3. Maßnahmen des Patentamts

Hinsichtlich Fristen, die das Österreichische Patentamt selbst frei oder nach gebundenem Ermessen festsetzen darf, hat das Amt im Verordnungsweg eine Regelung getroffen. Mit der Patentamts-COVID-19-Verordnung vom 26.03.2020 (PBl 2020/S1) wird festgelegt, dass alle behördlichen Fristen,

  • deren Lauf nach dem 16.03.2020 beginnt, oder
  • die im Zeitraum zwischen 16.03.2020 und 30.04.2020 ablaufen,

unterbrochen werden und mit 01.05.2020 neu zu laufen beginnen.

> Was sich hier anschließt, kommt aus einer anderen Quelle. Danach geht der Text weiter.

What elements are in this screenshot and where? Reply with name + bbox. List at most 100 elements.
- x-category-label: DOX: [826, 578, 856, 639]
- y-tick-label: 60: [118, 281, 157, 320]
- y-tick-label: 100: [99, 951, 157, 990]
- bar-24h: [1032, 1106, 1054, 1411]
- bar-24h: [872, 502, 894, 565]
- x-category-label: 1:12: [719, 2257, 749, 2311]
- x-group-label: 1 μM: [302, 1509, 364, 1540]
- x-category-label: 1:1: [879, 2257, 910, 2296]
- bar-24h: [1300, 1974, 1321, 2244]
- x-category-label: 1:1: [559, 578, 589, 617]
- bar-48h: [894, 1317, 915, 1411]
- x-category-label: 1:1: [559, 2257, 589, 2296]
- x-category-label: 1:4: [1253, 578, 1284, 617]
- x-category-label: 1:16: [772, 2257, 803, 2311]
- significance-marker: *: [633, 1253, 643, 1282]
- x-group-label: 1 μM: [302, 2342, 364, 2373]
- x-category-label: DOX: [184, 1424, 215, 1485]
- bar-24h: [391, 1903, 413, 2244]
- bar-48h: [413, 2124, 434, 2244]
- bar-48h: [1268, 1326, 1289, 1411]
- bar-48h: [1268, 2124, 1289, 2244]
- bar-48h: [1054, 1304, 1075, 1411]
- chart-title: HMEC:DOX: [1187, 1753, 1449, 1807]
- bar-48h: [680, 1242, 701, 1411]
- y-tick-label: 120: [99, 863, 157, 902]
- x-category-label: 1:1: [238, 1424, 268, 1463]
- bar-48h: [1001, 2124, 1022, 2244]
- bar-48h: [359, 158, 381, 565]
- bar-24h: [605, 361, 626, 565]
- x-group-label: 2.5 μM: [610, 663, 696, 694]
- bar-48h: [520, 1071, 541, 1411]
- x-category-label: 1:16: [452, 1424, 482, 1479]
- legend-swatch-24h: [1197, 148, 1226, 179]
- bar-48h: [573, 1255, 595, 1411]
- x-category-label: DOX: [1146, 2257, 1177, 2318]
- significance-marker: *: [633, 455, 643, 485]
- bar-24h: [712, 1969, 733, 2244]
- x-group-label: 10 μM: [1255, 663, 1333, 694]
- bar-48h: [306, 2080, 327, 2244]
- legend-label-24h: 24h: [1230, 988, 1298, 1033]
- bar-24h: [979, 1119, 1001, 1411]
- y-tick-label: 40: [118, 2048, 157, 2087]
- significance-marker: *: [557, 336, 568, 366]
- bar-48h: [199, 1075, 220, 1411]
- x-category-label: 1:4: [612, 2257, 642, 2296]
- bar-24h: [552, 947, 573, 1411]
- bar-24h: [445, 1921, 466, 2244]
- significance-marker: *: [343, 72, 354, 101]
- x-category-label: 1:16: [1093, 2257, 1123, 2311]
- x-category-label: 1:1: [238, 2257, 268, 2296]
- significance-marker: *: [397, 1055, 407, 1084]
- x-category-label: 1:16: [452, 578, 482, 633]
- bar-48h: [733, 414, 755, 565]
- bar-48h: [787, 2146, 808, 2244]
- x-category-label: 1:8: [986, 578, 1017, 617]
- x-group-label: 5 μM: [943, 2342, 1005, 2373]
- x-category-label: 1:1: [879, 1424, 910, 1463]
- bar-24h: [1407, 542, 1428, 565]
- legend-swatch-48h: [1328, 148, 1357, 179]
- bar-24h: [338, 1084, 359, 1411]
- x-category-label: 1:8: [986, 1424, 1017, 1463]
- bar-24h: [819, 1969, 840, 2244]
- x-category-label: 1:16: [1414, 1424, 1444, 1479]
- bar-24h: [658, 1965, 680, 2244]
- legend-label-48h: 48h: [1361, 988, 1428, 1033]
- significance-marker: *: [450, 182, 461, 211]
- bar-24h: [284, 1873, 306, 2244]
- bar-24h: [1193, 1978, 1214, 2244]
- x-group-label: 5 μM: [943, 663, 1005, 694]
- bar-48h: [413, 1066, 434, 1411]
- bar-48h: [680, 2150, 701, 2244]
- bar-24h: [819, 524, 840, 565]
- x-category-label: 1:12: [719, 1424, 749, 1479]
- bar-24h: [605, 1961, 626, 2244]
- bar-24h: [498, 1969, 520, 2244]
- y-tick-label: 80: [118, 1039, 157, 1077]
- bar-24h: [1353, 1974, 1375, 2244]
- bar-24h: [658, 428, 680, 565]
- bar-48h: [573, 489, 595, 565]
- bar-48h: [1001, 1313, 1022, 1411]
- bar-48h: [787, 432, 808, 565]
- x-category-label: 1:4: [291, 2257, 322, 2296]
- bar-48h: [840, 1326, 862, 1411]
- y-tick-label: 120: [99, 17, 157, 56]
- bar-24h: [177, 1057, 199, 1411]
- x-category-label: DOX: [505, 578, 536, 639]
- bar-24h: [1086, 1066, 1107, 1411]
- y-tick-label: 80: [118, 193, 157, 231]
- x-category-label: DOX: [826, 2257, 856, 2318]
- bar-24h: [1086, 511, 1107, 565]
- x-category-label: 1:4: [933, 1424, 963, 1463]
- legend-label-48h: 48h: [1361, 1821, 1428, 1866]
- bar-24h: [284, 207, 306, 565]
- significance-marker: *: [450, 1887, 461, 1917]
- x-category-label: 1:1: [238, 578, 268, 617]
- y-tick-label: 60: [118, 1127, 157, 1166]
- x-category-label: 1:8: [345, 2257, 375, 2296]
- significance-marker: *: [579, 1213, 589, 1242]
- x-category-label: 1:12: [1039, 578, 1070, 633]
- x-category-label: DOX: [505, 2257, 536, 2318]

Verordnung der Präsidentin des Patentamts

Information des Österreichischen Patentamts

Die Patentamts-COVID-19-Verordnung, die zeitweilig Vorrang gegenüber der PAV genießt, betrifft im Wesentlichen

  • Fristen, die zur Stellungnahme auf Bescheide oder Beanstandungen gesetzt werden, und
  • Fristen zur Erstattung einer Gegenschrift in Einspruchs-, Widerspruchs-, Nichtigkeits- und Löschungsverfahren.
     

4. Fristen für Rechtsmittel gegen Entscheidungen des Patentamts

Die Verfahren über Rechtsmittel gegen Entscheidungen des Österreichischen Patentamts richten sich nach den Bestimmungen des AußStrG bzw der ZPO, werden vor ordentlichen Gerichten (OLG Wien und OGH) geführt, und sind demnach als "gerichtliche Verfahren" im Sinne des 1. COVID-19-JuBG zu qualifizieren. Fristen für Rekurse, Berufungen, Revisionsrekurse und Revisionen gemäß den §§ 138 ff PatG (bzw den auf diese verweisenden Bestimmungen im Markenschutzgesetz, Gebrauchsmustergesetz oder Musterschutzgesetz), die am 22.03.2020 noch nicht abgelaufen ist oder nach dem 22.03.2020 ausgelöst werden (bzw bereits wurden), sind daher bis zum Ablauf des 30.04.2020 unterbrochen und beginnen mit 01.05.2020 neu zu laufen.
 

5. Keine physische Einbringung von Schriftstücken beim Patentamt

Seit 27.03.2020 nimmt die Eingangsstelle des Patentamts keine persönlich überreichten Schriftstücke mehr entgegen, wie dies auch auf der Homepage des Patentamts angekündigt wurde. Die Eingangsstelle ist für den Parteienverkehr geschlossen, ebenso können Eingaben nicht mehr in Einwurfkasten eingeworfen werden. Eingaben per Post sind zwar möglich, werden aber derzeit nicht bearbeitet. Elektronische Eingaben werden entgegengenommen und behandelt.